A number of studies have indicated that the sinusoidal endothelial cells tend to show phenotypic changes in the early stage of hepatocarcinogenesis. In HCC, endothelial fenestrae are diminished and basement membrane become thick: due to the fact that as the arterial blood supply for HCC increases, the sinusoidal endothelial cells may form basement membranes, mainly consisting of type IV collagen and laminin, and take on the morphological appearance of capillaries[41-44].
Capillarisation of sinusoids has also constant features such as the appearance of new junctions between endothelial cells, deposition of fibrillary material in Disse's spaces, and flattening of hepatocyte microvilli. Capillarisation of the sinusoid may also cause a disturbance in exchanges of many bioactive substances between the sinusoidal blood and liver cells across the Disse space. Capillarisation, resulting in impairment of microcirculation, subsequently, affecting the exchange of the oxygen and substance of the liver cell seriously, thus brings about or aggravates the damage of liver cell[45]. Capillarisation may contribute to the HCC metastatic process. The angiogenesis of liver metastases may progress stepwise as the metastases enlarge, and capillarisation of sinusoidal endothelium around the liver metastases may occur. A number of papers have suggested that (a) tumour vessels in metastatic liver cancers consist of endothelium, collagenic basement membrane and pericytes, (b) the sinusoids adjacent to tumours undergo capillarisation, and (c) VEGF, a well-demonstrated mediator secreted by MCs may contribute to angiogenesis in metastatic HCC.
It is well documented that heparin, combined to a range of heparin-binding factors such as b-FGF or TGF-β, or other potent factors, such as IL-8 and VEGF, are able to promote neovascularity, and that MC proteases cause loss of the extracellular matrix integrity[27].

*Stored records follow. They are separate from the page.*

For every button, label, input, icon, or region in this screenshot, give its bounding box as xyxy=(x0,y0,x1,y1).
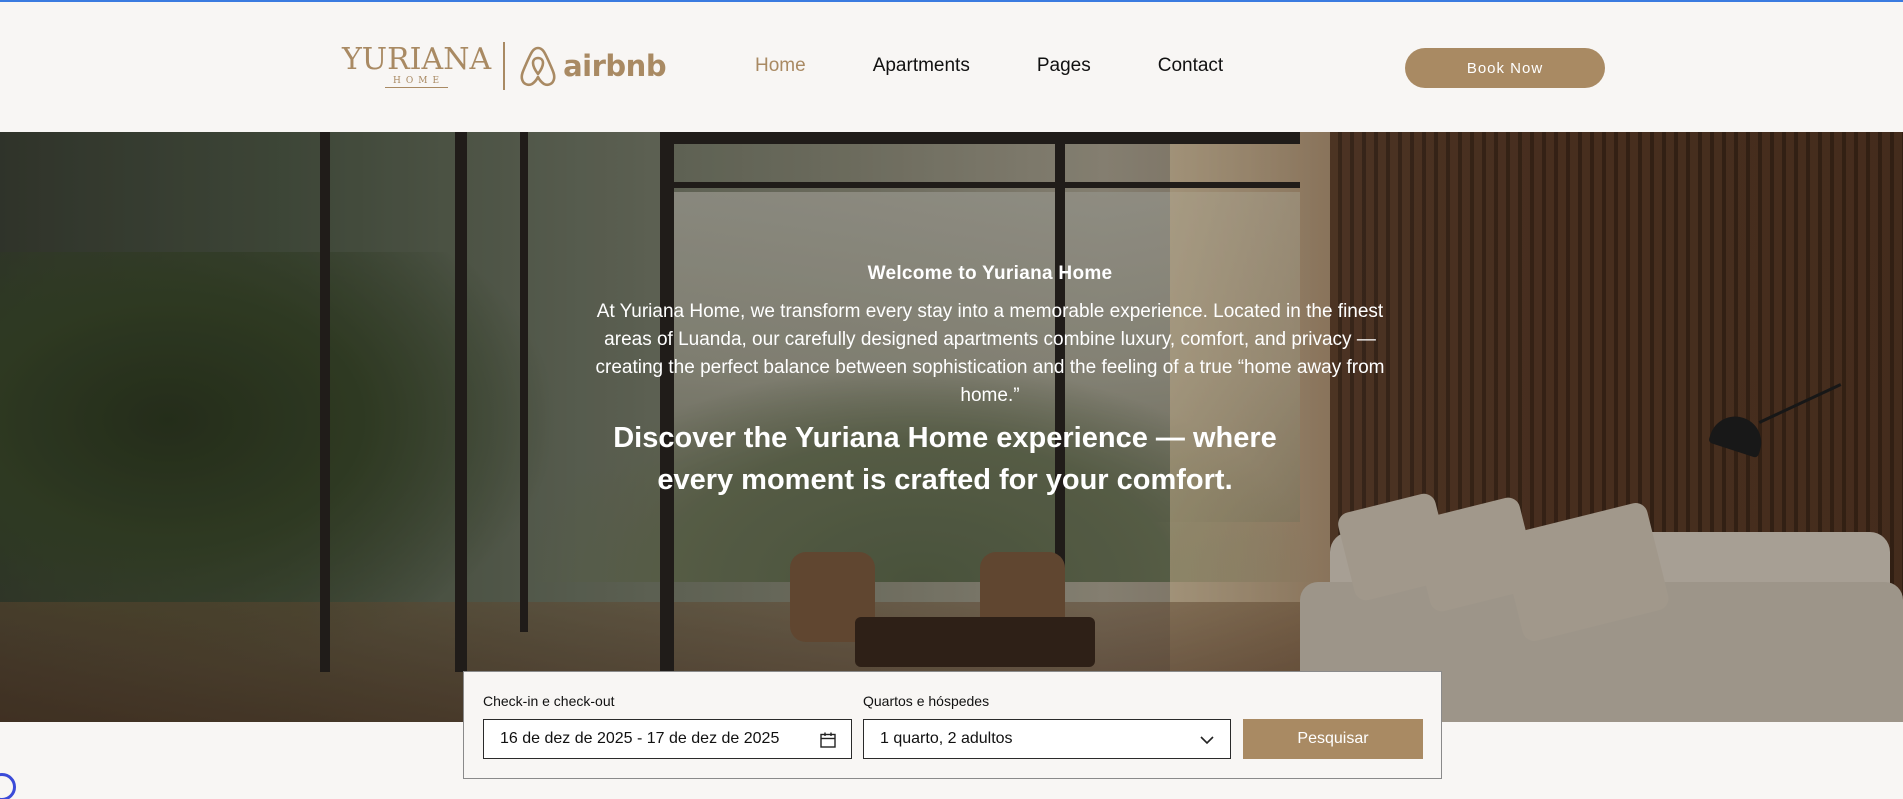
airbnb-word: airbnb xyxy=(563,49,667,83)
chevron-down-icon xyxy=(1200,736,1214,745)
nav-item-apartments[interactable]: Apartments xyxy=(873,54,970,78)
logo-word: YURIANA xyxy=(342,41,492,77)
nav-item-pages[interactable]: Pages xyxy=(1037,54,1091,78)
logo-sub: HOME xyxy=(385,76,449,88)
main-nav: Home Apartments Pages Contact xyxy=(755,54,1223,78)
dates-label: Check-in e check-out xyxy=(483,693,615,709)
nav-item-home[interactable]: Home xyxy=(755,54,806,78)
airbnb-icon xyxy=(520,46,556,87)
hero-headline: Discover the Yuriana Home experience — w… xyxy=(613,422,1277,496)
book-now-button[interactable]: Book Now xyxy=(1405,48,1605,88)
site-header: YURIANA HOME airbnb Home Apartments Page… xyxy=(0,2,1903,132)
floating-widget-icon[interactable] xyxy=(0,773,16,799)
hero-title: Welcome to Yuriana Home xyxy=(867,263,1113,284)
hero-text: Welcome to Yuriana Home At Yuriana Home,… xyxy=(595,263,1385,410)
dates-field[interactable]: 16 de dez de 2025 - 17 de dez de 2025 xyxy=(483,719,852,759)
guests-label: Quartos e hóspedes xyxy=(863,693,990,709)
brand-logo[interactable]: YURIANA HOME airbnb xyxy=(342,40,667,92)
yuriana-logo: YURIANA HOME xyxy=(342,41,492,88)
airbnb-logo: airbnb xyxy=(519,45,667,87)
guests-select[interactable]: 1 quarto, 2 adultos xyxy=(863,719,1231,759)
logo-divider xyxy=(503,42,506,90)
hero-description: At Yuriana Home, we transform every stay… xyxy=(595,301,1385,406)
dates-value: 16 de dez de 2025 - 17 de dez de 2025 xyxy=(500,730,780,747)
search-button[interactable]: Pesquisar xyxy=(1243,719,1423,759)
calendar-icon xyxy=(820,732,836,748)
booking-bar: Check-in e check-out 16 de dez de 2025 -… xyxy=(463,671,1442,779)
nav-item-contact[interactable]: Contact xyxy=(1158,54,1223,78)
guests-value: 1 quarto, 2 adultos xyxy=(880,730,1013,747)
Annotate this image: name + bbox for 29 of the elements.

All these comments suggest that MCs accumulation at the tumour site may lead to increased rates of tumour vascularity and, consequently, increased rates of tumour growth and metastasis.
In conclusion, since capillarisation proceeds concurrently with arterial blood supply during hepatocarcinogenesis, MCs may be considered as a key element in the process of transition from sinusoidal endothelial cells into capillary-type endothelial cells and concurrently in the development of collagen's basement membrane. MCs mediated capillarisation may thus be of pathogenic significance in tumor growth.
The authors are grateful to prof. Massimo Roncalli and Dr Piergiuseppe Colombo for supplying the HCC specimens, and for their grading and staging classification. They would also like to thank Giorgia Ceva-Grimaidi for her precious technical support.